Moulding is no villain but he’s better off not trying to play the hero
Matthew Moulding has, by just about anybody’s standards, been an extraordinary business success story. His origin story as an entrepreneur is a very British, self-made one; inspired by buying a CD online, he has built and floated his THG business which as a rule does the thing it was meant to do (flog stuff online with some tech wizardry behind it making that work better than it otherwise would have) very well. When he became a billionaire after THG’s flotation, he gave £100m to charity. He’s not a bad man.
But it is also true that he is becoming bigger than his company, and that’s a dangerous place to be. Over the weekend it was reported that – fresh from Moulding’s myriad complaints about short sellers – his mother was now taking her frustrations out on journalists and their ‘dead end jobs’ (no comment).
Whether it was those comments or (rather more likely) a note from Citi which saw profit forecasts slashed, the City’s new favourite whipping boy took another few lashes yesterday, with shares down 12 per cent.

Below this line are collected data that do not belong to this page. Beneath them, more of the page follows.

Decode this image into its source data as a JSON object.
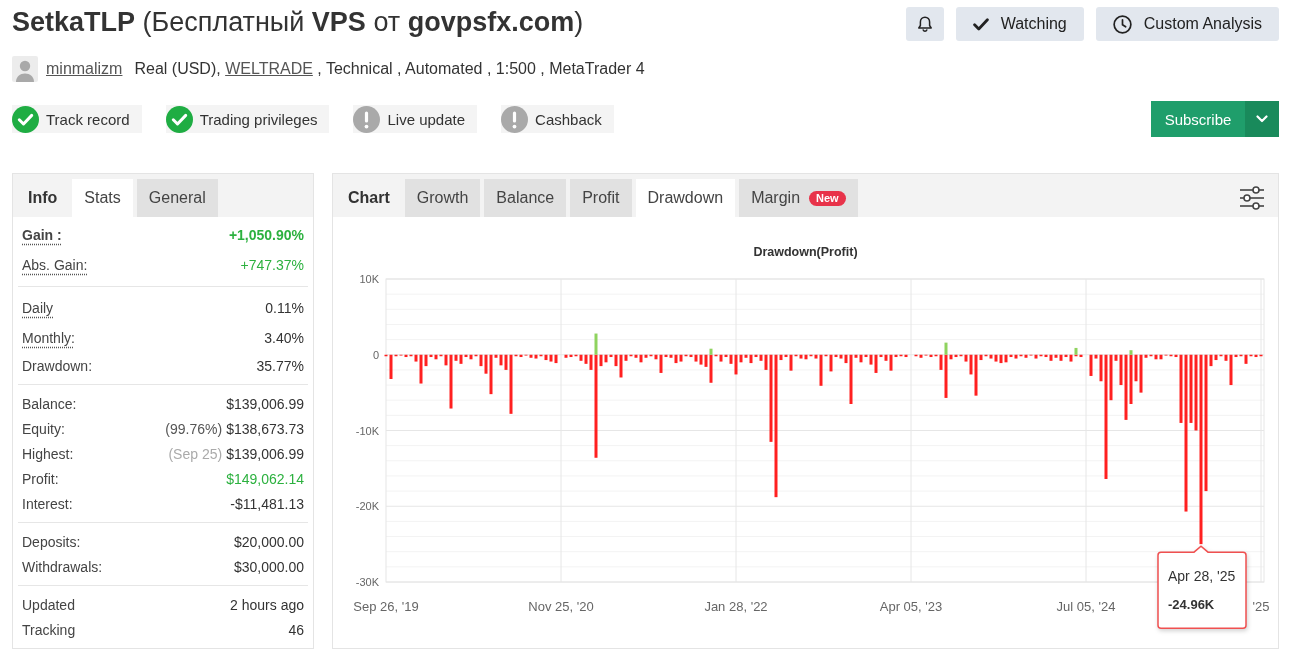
{
  "header": {
    "title": "**SetkaTLP** (Бесплатный **VPS** от **govpsfx.com**)",
    "actions": [
      {
        "kind": "bell"
      },
      {
        "kind": "watch",
        "label": "Watching"
      },
      {
        "kind": "analysis",
        "label": "Custom Analysis"
      }
    ]
  },
  "account": {
    "user": "minmalizm",
    "type": "Real (USD),",
    "broker": "WELTRADE",
    "details": ", Technical , Automated , 1:500 , MetaTrader 4"
  },
  "badges": [
    {
      "label": "Track record",
      "verified": true
    },
    {
      "label": "Trading privileges",
      "verified": true
    },
    {
      "label": "Live update",
      "verified": false
    },
    {
      "label": "Cashback",
      "verified": false
    }
  ],
  "subscribe": {
    "label": "Subscribe"
  },
  "stats_panel": {
    "tabs": [
      {
        "label": "Info",
        "kind": "heading",
        "selected": false
      },
      {
        "label": "Stats",
        "kind": "tab",
        "selected": true
      },
      {
        "label": "General",
        "kind": "tab",
        "selected": false
      }
    ],
    "groups": [
      {
        "rows": [
          {
            "label": "Gain :",
            "value": "+1,050.90%",
            "positive": true,
            "underlined": true,
            "bold": true
          },
          {
            "label": "Abs. Gain:",
            "value": "+747.37%",
            "positive": true,
            "underlined": true,
            "bold": false
          }
        ]
      },
      {
        "rows": [
          {
            "label": "Daily",
            "value": "0.11%",
            "positive": false,
            "underlined": true,
            "bold": false
          },
          {
            "label": "Monthly:",
            "value": "3.40%",
            "positive": false,
            "underlined": true,
            "bold": false
          },
          {
            "label": "Drawdown:",
            "value": "35.77%",
            "positive": false,
            "underlined": false,
            "bold": false
          }
        ]
      },
      {
        "rows": [
          {
            "label": "Balance:",
            "value": "$139,006.99",
            "positive": false,
            "underlined": false,
            "bold": false
          },
          {
            "label": "Equity:",
            "note": "(99.76%)",
            "note_muted": false,
            "value": "$138,673.73",
            "positive": false,
            "underlined": false,
            "bold": false
          },
          {
            "label": "Highest:",
            "note": "(Sep 25)",
            "note_muted": true,
            "value": "$139,006.99",
            "positive": false,
            "underlined": false,
            "bold": false
          },
          {
            "label": "Profit:",
            "value": "$149,062.14",
            "positive": true,
            "underlined": false,
            "bold": false
          },
          {
            "label": "Interest:",
            "value": "-$11,481.13",
            "positive": false,
            "underlined": false,
            "bold": false
          }
        ]
      },
      {
        "rows": [
          {
            "label": "Deposits:",
            "value": "$20,000.00",
            "positive": false,
            "underlined": false,
            "bold": false
          },
          {
            "label": "Withdrawals:",
            "value": "$30,000.00",
            "positive": false,
            "underlined": false,
            "bold": false
          }
        ]
      },
      {
        "rows": [
          {
            "label": "Updated",
            "value": "2 hours ago",
            "positive": false,
            "underlined": false,
            "bold": false
          },
          {
            "label": "Tracking",
            "value": "46",
            "positive": false,
            "underlined": false,
            "bold": false
          }
        ]
      }
    ]
  },
  "chart_panel": {
    "tabs": [
      {
        "label": "Chart",
        "kind": "heading",
        "selected": false
      },
      {
        "label": "Growth",
        "kind": "tab",
        "selected": false
      },
      {
        "label": "Balance",
        "kind": "tab",
        "selected": false
      },
      {
        "label": "Profit",
        "kind": "tab",
        "selected": false
      },
      {
        "label": "Drawdown",
        "kind": "tab",
        "selected": true
      },
      {
        "label": "Margin",
        "kind": "tab",
        "selected": false,
        "badge": "New"
      }
    ],
    "chart_data": {
      "type": "bar",
      "title": "Drawdown(Profit)",
      "grid": true,
      "ylim": [
        -30000,
        10000
      ],
      "yticks": [
        {
          "value": 10000,
          "label": "10K"
        },
        {
          "value": 0,
          "label": "0"
        },
        {
          "value": -10000,
          "label": "-10K"
        },
        {
          "value": -20000,
          "label": "-20K"
        },
        {
          "value": -30000,
          "label": "-30K"
        }
      ],
      "categories": [
        "Sep 26, '19",
        null,
        null,
        null,
        null,
        null,
        null,
        null,
        null,
        null,
        null,
        null,
        null,
        null,
        null,
        null,
        null,
        null,
        null,
        null,
        null,
        null,
        null,
        null,
        null,
        null,
        null,
        null,
        null,
        null,
        null,
        null,
        null,
        null,
        null,
        "Nov 25, '20",
        null,
        null,
        null,
        null,
        null,
        null,
        null,
        null,
        null,
        null,
        null,
        null,
        null,
        null,
        null,
        null,
        null,
        null,
        null,
        null,
        null,
        null,
        null,
        null,
        null,
        null,
        null,
        null,
        null,
        null,
        null,
        null,
        null,
        null,
        "Jan 28, '22",
        null,
        null,
        null,
        null,
        null,
        null,
        null,
        null,
        null,
        null,
        null,
        null,
        null,
        null,
        null,
        null,
        null,
        null,
        null,
        null,
        null,
        null,
        null,
        null,
        null,
        null,
        null,
        null,
        null,
        null,
        null,
        null,
        null,
        null,
        "Apr 05, '23",
        null,
        null,
        null,
        null,
        null,
        null,
        null,
        null,
        null,
        null,
        null,
        null,
        null,
        null,
        null,
        null,
        null,
        null,
        null,
        null,
        null,
        null,
        null,
        null,
        null,
        null,
        null,
        null,
        null,
        null,
        null,
        null,
        null,
        null,
        "Jul 05, '24",
        null,
        null,
        null,
        null,
        null,
        null,
        null,
        null,
        null,
        null,
        null,
        null,
        null,
        null,
        null,
        null,
        null,
        null,
        null,
        null,
        null,
        null,
        null,
        null,
        null,
        null,
        null,
        null,
        null,
        null,
        null,
        null,
        null,
        null,
        "'25"
      ],
      "series": [
        {
          "color": "#ff2020",
          "values": [
            -200,
            -3200,
            -200,
            -100,
            -300,
            -200,
            -900,
            -3800,
            -1500,
            -300,
            -600,
            -200,
            -1400,
            -7100,
            -800,
            -1200,
            -300,
            -600,
            -200,
            -1500,
            -2500,
            -5200,
            -400,
            -1400,
            -2000,
            -7800,
            -200,
            -300,
            -100,
            -400,
            -500,
            -200,
            -700,
            -900,
            -1100,
            null,
            -400,
            -300,
            -200,
            -800,
            -1200,
            -2000,
            -13600,
            -1500,
            -1000,
            -300,
            -1500,
            -3000,
            -800,
            -200,
            -400,
            -1000,
            -400,
            -200,
            -600,
            -2400,
            -300,
            -400,
            -1100,
            -900,
            -200,
            -300,
            -900,
            -1300,
            -1600,
            -3700,
            -200,
            -900,
            -300,
            -1200,
            -2600,
            -1000,
            -400,
            -1100,
            -300,
            -800,
            -2000,
            -11500,
            -18800,
            -700,
            -300,
            -2100,
            -200,
            -500,
            -600,
            -200,
            -500,
            -4100,
            -200,
            -2200,
            -300,
            -500,
            -1100,
            -6500,
            -400,
            -1000,
            -300,
            -1300,
            -2400,
            -300,
            -800,
            -2100,
            -300,
            -200,
            -300,
            null,
            -200,
            -400,
            -100,
            -300,
            -200,
            -2000,
            -5700,
            -600,
            -300,
            -200,
            -900,
            -2600,
            -5400,
            -700,
            -200,
            -500,
            -900,
            -1100,
            -1000,
            -300,
            -500,
            -200,
            -400,
            -100,
            -500,
            -200,
            -300,
            -800,
            -400,
            -800,
            -300,
            -900,
            -200,
            -300,
            null,
            -2800,
            -500,
            -3500,
            -16400,
            -6000,
            -800,
            -4000,
            -8600,
            -6500,
            -3500,
            -5000,
            -400,
            -200,
            -600,
            -600,
            -100,
            -200,
            -300,
            -9000,
            -20700,
            -9000,
            -10000,
            -25000,
            -18000,
            -1500,
            -700,
            -200,
            -800,
            -4000,
            -300,
            -200,
            -1200,
            -200,
            -300,
            -200
          ]
        },
        {
          "color": "#8fd35f",
          "values": [
            null,
            null,
            null,
            null,
            null,
            null,
            null,
            null,
            null,
            null,
            null,
            null,
            null,
            null,
            null,
            null,
            null,
            null,
            null,
            null,
            null,
            null,
            null,
            null,
            null,
            null,
            null,
            null,
            null,
            null,
            null,
            null,
            null,
            null,
            null,
            null,
            null,
            null,
            null,
            null,
            null,
            null,
            2800,
            null,
            null,
            null,
            null,
            null,
            null,
            null,
            null,
            null,
            null,
            null,
            null,
            null,
            null,
            null,
            null,
            null,
            null,
            null,
            null,
            null,
            null,
            800,
            null,
            null,
            null,
            null,
            null,
            null,
            null,
            null,
            null,
            null,
            null,
            null,
            null,
            null,
            null,
            null,
            null,
            null,
            null,
            null,
            null,
            null,
            null,
            null,
            null,
            null,
            null,
            null,
            null,
            null,
            null,
            null,
            null,
            null,
            null,
            null,
            null,
            null,
            null,
            null,
            null,
            null,
            null,
            null,
            null,
            null,
            1600,
            null,
            null,
            null,
            null,
            null,
            null,
            null,
            null,
            null,
            null,
            null,
            null,
            null,
            null,
            null,
            null,
            null,
            null,
            null,
            null,
            null,
            null,
            null,
            null,
            null,
            900,
            null,
            null,
            null,
            null,
            null,
            null,
            null,
            null,
            null,
            null,
            600,
            null,
            null,
            null,
            null,
            null,
            null,
            null,
            null,
            null,
            null,
            null,
            null,
            null,
            null,
            null,
            null,
            null,
            null,
            null,
            null,
            null,
            null,
            null,
            null,
            null,
            null
          ]
        }
      ]
    },
    "tooltip": {
      "date": "Apr 28, '25",
      "value": "-24.96K"
    }
  }
}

Moulding seems to be deeply unhappy under the scrutiny of the stock market and his company’s share price is suffering as a result.
What Moulding should do, ironically, is trust the stock market. There is a very good business somewhere in THG, but it is currently hidden by his diatribes, his Instagram page and now his mother’s grumpiness. There will come a point when investors decide the stock is so cheap they cannot lose; it is unlikely that the great global public is set to imminently fall out of love with online shopping.
There is a recovery story to be written. Installing some proper governance, and allowing investors to see the rubies in the rubble, will see Moulding right. The complaints about short sellers and the stock market – now joined by his mother’s complaints about the financial press – are unlikely to put the muscle back into THG’s share price.